After weeks of public silence, rappers Quavo and Offset paid tribute to their Migos band mate Takeoff, who was killed Nov.1 in a shooting outside a Houston bowling alley.
Offset on Tuesday wrote a tribute on Instagram and said posting about Takeoff's death "still doesn't feel like reality," largely echoing his emotional remarks at his band mate's funeral at State Farm Arena in Atlanta last Friday.
"Dear Take," he began the post. "The pain you have left me with is unbearable. My heart is shattered and I have so many things to say, but I can't find the right words. I've been going to sleep and waking up hoping that all of this is a dream, but it's reality, and reality feels like a nightmare."
"Every time you would see me, you didnt give me a dap you gave me a hug. I wish I could hug you one last time. Laugh one last time. Smoke one one last time. Perform one last time," he continued. "I know someone with a soul like yours is in heaven now. I hope you can see how much we love and miss you. You have left a hole in my heart that will never be filled. Give me strength, give your brothers strength, give your family strength."
Concluding the post, Offset wrote: "Even though I know you will always be with us, throw me a lil sign or a beautiful dream. I love you forever, 4L and after."
The Grammy-nominated Atlanta-based hip-hop trio Migos consisted of Takeoff — real name Kirshnik Khari Ball — his uncle Quavo, 31, and his cousin Offset, 30. The chart-topping hip-hop trio is known for hits such as "Walk It Talk It," "Stir Fry" and "Bad and Boujee." Takeoff, whose star was on the rise before the shooting, had been characterized as the "peaceful" and "chill" member of the act.
According to TMZ, Takeoff and Quavo were playing dice at a private party at a bowling alley on Nov. 1 when an altercation broke out and someone opened fire. Police said that two other people were also injured and taken to hospitals in private vehicles.
The Harris County medical examiner ruled the death of Takeoff a homicide days after the shooting. The "T-Shirt" rapper, died of “penetrating gunshot wounds of head and torso into arm,” according to a preliminary autopsy report reviewed by The Times. (The report is not yet completed.)
Quavo, who also performed with Takeoff as the duo Unc & Phew, posted his lengthy tribute to his nephew on Saturday, reflecting on their time together as children and as adults, highlighting Takeoff's demeanor, humor, triplet flow and even his lack of punctuality that was dubbed "Takeoff Time."
"You never competed with me, we were always on the same team," he wrote.
Quavo said that as kids they dreamed of being professional WWE wrestlers before they thought about pursuing hip-hop and noted that Takeoff was "super quiet though."

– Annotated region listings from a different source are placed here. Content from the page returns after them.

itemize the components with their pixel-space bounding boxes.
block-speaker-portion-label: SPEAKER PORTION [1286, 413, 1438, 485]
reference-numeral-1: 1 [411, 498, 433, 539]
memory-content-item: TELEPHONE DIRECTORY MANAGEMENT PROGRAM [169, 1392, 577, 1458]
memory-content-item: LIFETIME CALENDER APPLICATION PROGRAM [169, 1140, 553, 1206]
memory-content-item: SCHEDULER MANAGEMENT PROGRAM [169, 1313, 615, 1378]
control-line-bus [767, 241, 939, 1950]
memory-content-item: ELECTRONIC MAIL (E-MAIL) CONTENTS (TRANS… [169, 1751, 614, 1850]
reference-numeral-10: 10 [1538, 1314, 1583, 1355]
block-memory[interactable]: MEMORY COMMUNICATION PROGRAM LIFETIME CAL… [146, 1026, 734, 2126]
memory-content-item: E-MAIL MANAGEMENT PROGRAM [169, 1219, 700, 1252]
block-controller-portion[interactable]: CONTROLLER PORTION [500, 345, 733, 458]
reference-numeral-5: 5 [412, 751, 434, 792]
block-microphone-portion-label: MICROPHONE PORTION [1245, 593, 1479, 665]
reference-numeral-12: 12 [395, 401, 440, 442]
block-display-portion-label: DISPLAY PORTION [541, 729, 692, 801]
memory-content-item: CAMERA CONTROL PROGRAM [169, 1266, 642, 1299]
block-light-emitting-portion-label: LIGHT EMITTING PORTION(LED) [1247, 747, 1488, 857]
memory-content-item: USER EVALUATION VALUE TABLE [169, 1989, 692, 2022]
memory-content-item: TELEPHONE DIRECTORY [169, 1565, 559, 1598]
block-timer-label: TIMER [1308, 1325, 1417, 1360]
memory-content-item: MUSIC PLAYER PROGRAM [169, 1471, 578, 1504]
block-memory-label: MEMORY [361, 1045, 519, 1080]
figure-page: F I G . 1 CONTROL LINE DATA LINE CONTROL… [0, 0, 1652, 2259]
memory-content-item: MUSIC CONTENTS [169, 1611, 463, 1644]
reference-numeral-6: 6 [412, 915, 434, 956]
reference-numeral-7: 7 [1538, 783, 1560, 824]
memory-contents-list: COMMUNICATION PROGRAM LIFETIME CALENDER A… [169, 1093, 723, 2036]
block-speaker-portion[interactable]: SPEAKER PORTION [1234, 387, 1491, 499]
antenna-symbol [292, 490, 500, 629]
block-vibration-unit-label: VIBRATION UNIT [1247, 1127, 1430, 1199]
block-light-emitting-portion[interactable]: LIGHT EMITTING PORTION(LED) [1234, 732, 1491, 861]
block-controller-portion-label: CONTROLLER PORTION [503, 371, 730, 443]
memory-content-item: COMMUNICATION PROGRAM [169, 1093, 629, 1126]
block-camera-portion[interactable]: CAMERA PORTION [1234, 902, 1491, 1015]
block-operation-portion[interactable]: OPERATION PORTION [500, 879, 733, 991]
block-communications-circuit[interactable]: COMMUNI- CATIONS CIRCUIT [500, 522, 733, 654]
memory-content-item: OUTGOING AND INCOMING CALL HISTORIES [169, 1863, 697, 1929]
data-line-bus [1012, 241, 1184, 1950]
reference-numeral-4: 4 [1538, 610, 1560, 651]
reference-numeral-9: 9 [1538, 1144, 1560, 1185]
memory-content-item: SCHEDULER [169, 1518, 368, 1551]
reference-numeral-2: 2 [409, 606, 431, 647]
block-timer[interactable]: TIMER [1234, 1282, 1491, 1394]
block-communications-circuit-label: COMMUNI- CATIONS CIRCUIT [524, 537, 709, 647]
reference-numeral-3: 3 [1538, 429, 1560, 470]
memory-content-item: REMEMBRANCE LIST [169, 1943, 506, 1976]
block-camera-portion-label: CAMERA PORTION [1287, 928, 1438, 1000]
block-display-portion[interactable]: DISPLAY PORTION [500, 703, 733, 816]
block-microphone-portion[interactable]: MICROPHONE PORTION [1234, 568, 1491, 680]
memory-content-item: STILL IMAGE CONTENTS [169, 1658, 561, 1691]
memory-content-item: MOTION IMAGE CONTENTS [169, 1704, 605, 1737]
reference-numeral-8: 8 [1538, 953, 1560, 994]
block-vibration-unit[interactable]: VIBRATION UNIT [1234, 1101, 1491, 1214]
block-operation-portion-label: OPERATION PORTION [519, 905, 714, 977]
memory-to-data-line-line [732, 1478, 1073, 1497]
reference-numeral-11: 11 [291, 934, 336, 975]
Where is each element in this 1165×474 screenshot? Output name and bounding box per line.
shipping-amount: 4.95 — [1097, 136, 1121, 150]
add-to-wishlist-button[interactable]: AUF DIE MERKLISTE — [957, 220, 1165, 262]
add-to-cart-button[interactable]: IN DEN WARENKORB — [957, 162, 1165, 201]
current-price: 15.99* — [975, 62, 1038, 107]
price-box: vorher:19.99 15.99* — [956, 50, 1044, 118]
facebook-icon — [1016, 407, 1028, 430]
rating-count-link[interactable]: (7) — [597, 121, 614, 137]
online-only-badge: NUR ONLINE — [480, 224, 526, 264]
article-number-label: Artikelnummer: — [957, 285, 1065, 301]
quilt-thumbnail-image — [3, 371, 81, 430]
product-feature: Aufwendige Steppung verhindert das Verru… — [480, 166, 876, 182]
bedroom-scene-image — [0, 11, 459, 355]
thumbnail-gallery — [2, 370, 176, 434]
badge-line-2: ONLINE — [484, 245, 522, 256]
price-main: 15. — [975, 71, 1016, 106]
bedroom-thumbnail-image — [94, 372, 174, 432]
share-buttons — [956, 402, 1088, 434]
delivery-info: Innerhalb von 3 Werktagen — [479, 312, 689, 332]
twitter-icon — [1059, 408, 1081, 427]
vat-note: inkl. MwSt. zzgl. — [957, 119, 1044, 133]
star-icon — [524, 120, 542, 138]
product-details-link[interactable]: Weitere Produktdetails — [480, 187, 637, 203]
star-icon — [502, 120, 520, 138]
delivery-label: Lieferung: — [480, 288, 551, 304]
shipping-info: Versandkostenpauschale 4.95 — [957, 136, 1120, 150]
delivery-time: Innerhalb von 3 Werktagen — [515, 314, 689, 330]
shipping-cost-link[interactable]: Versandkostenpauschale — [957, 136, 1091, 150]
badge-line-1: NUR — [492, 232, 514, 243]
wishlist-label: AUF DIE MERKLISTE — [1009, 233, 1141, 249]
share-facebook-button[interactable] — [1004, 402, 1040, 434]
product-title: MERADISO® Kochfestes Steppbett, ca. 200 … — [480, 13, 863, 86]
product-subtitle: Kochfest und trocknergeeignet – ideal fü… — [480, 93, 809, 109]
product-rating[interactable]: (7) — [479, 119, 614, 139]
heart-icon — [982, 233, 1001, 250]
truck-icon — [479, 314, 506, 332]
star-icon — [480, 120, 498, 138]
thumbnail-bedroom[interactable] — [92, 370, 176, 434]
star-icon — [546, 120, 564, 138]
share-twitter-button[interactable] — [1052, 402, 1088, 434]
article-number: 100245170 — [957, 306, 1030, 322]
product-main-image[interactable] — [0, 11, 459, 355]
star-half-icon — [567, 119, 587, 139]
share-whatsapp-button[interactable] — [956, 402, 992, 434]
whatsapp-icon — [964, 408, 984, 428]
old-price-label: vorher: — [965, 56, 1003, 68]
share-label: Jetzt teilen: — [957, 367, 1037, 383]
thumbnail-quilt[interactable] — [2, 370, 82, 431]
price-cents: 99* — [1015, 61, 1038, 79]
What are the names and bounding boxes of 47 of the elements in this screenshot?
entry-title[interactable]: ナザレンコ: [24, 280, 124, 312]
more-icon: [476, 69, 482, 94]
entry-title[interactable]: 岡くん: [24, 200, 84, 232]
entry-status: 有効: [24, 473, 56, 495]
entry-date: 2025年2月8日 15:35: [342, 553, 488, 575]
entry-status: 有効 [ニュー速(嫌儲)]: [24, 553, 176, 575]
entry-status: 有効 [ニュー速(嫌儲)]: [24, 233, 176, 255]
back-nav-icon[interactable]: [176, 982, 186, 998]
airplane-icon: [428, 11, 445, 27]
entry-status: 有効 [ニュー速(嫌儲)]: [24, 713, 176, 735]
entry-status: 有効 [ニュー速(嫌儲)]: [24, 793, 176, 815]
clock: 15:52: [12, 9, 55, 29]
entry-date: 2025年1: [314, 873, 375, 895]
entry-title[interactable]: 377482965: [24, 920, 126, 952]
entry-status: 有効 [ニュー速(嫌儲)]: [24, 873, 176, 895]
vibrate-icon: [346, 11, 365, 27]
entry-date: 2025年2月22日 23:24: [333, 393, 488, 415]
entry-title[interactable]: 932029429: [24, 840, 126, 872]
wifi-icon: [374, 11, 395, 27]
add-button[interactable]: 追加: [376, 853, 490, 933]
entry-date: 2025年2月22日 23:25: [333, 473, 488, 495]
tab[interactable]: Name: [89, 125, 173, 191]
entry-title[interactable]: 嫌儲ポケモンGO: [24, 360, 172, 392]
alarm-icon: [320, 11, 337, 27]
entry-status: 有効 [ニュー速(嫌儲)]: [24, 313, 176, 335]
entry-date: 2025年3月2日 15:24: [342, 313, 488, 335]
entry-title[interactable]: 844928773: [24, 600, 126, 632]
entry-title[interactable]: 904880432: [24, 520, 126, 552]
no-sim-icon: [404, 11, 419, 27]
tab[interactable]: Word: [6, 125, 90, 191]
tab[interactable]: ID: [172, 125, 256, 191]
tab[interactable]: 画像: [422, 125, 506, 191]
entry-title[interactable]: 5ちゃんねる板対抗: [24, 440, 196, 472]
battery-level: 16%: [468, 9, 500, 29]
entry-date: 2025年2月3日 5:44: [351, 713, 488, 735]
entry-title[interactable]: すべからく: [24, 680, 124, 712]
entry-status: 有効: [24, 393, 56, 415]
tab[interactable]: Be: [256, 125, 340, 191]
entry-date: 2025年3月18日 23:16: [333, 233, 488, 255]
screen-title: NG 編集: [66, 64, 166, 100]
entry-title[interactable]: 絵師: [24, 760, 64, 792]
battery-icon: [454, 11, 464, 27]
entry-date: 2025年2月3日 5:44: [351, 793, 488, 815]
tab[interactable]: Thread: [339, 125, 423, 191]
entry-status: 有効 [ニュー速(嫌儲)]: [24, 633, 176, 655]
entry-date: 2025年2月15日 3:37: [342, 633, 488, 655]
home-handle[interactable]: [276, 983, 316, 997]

"Quietest in the room, always been like that!!!" he wrote. "Nothing ever really bothered Take and he didn't bother anybody. He was the most unbothered person in the world. He never got mad, he never raised his voice, and when he did he silenced the room because what Take said was law and he wasn't changing his mind fa na, not even Unc could.
"This whole time I've been trying to figure out what you really are to me because nephew wasn't it. We hated that word 'nephew' or when they said 'Unc and Phew' cuz we always knew we were way closer than that and it made me feel old too," Quavo continued. "But I knew you weren't my brother cuz you are my sister's son, so I couldn't say brother. Now I finally get it... you are OUR angel watching me and watching us this whole time in living form making sure EVERYONE FELT UR LOVE AND HUGS while u were here and u made our dreams come true.
"You will continue to send your blessings down from HEAVEN and I will continue to keep your name alive as long as I live," he vowed.
Quavo and Offset were among many musicians who mourned the loss of Takeoff on social media and at his Atlanta funeral.
The arena was transformed into a church for the three-hour sendoff and featured performances from Justin Bieber, Chlöe Bailey and Yolanda Adams, a poem by Drake, and speeches from Atlanta Mayor Andre Dickens and the founders of Migos’ label, Quality Control Music, CNN reported.
Rapper and record executive Gucci Mane on Tuesday released a musical tribute titled "Letter to Takeoff" as a sendoff to the Migos rapper and a number of fallen hip-hop stars, including XXXTentacion and PnB Rock.
Other recording artists who paid tribute to Takeoff include Kid Cudi, Ja Rule, Desiigner, Chika, Rae Sremmurd, Rick Ross, Keri Hilson, Rauw Alejandro and Halle Bailey.
“Time to give me my flowers, you know what I mean?” Takeoff said in a recent podcast episode of "Drink Champs," which went viral in the wake of his death. “I don’t want ’em later on when I ain’t here. ... I want ’em right now, bro.”